The Syrian army "does not possess such bombs," it said, adding that the media reports were "aimed at diverting the public opinion from the practices of the armed terrorist groups against civilians."
The Human Rights Watch report is based on field investigations, analysis of video footage posted by activists and eyewitness reports, it said.
The collection of data does not include details of casualty numbers but many deaths and injuries have been documented, the group said.
"Remnants of at least 156 distinct cluster bombs have been identified so far from the video footage," the group said.
"Human Rights Watch has documented government use of cluster munitions, both air-dropped and ground-delivered, but it has seen no evidence of cluster munition use by opposition rebel groups."
Weapons are indiscriminate
Another rights group, Amnesty International, has accused the Syrian government of using cluster bombs in civilian areas.
"Civilians continue to be at the receiving end of increasingly frequent indiscriminate attacks by Syrian government forces," Amnesty said in a report Thursday.

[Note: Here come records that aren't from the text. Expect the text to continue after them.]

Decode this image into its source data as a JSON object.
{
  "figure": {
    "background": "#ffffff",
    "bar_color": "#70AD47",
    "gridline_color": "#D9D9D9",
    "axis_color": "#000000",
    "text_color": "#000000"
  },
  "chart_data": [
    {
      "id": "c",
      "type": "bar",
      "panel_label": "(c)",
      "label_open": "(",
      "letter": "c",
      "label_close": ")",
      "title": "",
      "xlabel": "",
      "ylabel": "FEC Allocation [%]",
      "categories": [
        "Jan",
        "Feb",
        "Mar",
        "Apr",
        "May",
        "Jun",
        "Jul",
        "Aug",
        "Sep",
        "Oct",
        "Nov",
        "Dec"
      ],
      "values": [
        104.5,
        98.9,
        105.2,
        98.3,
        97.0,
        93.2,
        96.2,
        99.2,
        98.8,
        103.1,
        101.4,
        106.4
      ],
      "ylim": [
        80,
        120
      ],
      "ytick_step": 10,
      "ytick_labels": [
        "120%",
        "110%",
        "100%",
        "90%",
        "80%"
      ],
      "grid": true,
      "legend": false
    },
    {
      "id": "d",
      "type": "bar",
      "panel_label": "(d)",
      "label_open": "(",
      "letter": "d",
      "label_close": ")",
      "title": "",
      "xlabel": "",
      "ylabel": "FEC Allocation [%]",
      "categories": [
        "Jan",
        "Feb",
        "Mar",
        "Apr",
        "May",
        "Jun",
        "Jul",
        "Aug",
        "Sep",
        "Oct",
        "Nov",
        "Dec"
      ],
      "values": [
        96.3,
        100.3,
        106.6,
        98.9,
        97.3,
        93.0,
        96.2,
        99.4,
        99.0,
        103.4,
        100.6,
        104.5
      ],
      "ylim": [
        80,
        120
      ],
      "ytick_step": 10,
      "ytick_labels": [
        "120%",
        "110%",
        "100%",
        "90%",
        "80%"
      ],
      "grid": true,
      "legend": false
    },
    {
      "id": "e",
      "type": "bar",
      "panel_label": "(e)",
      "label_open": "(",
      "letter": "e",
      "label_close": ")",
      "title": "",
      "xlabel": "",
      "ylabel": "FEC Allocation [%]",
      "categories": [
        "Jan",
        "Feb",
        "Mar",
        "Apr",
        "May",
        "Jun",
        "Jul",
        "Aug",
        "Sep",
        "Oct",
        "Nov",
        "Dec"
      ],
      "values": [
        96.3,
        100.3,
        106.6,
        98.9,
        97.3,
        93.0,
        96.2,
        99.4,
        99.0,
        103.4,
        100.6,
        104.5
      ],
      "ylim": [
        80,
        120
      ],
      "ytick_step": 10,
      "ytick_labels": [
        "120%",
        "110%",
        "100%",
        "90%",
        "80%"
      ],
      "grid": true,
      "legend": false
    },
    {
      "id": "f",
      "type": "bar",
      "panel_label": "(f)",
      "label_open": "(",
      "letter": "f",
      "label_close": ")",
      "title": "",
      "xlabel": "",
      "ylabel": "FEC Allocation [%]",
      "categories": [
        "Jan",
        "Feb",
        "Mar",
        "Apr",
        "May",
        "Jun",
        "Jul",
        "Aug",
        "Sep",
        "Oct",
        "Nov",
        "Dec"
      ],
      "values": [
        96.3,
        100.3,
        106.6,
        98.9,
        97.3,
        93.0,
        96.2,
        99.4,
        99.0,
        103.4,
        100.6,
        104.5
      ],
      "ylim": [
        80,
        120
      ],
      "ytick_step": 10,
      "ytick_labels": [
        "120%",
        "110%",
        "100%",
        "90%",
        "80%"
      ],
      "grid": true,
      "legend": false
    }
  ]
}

"Internationally banned cluster munitions are being used daily against civilian residential areas in towns and villages, in utter disregard for the most fundamental principles of international humanitarian law."
The report said the "vast majority" of abuses were committed by Syrian government forces, but that rebel groups are also carrying out abuses such as kidnapping and summary executions.
Syria is not one of the 111 states worldwide that have signed up to the Convention on Cluster Munitions, which bans their use. The United States also is not a signatory.
Cluster munitions are widely viewed as unacceptable because the bomblets spread across a wide area and make no distinction between civilians and fighters.
Death toll
CNN cannot independently verify death tolls or other accounts of violence in Syria.
Last month, U.N. High Commissioner for Human Rights Navi Pillay said about 70,000 people had been killed in the two-year-old conflict.
The Syrian army continued to hunt "terrorists" -- its description of rebel fighters -- in several areas on Saturday, including outside Damascus and Homs, and in Idlib province, the Syrian Arab News Agency reported.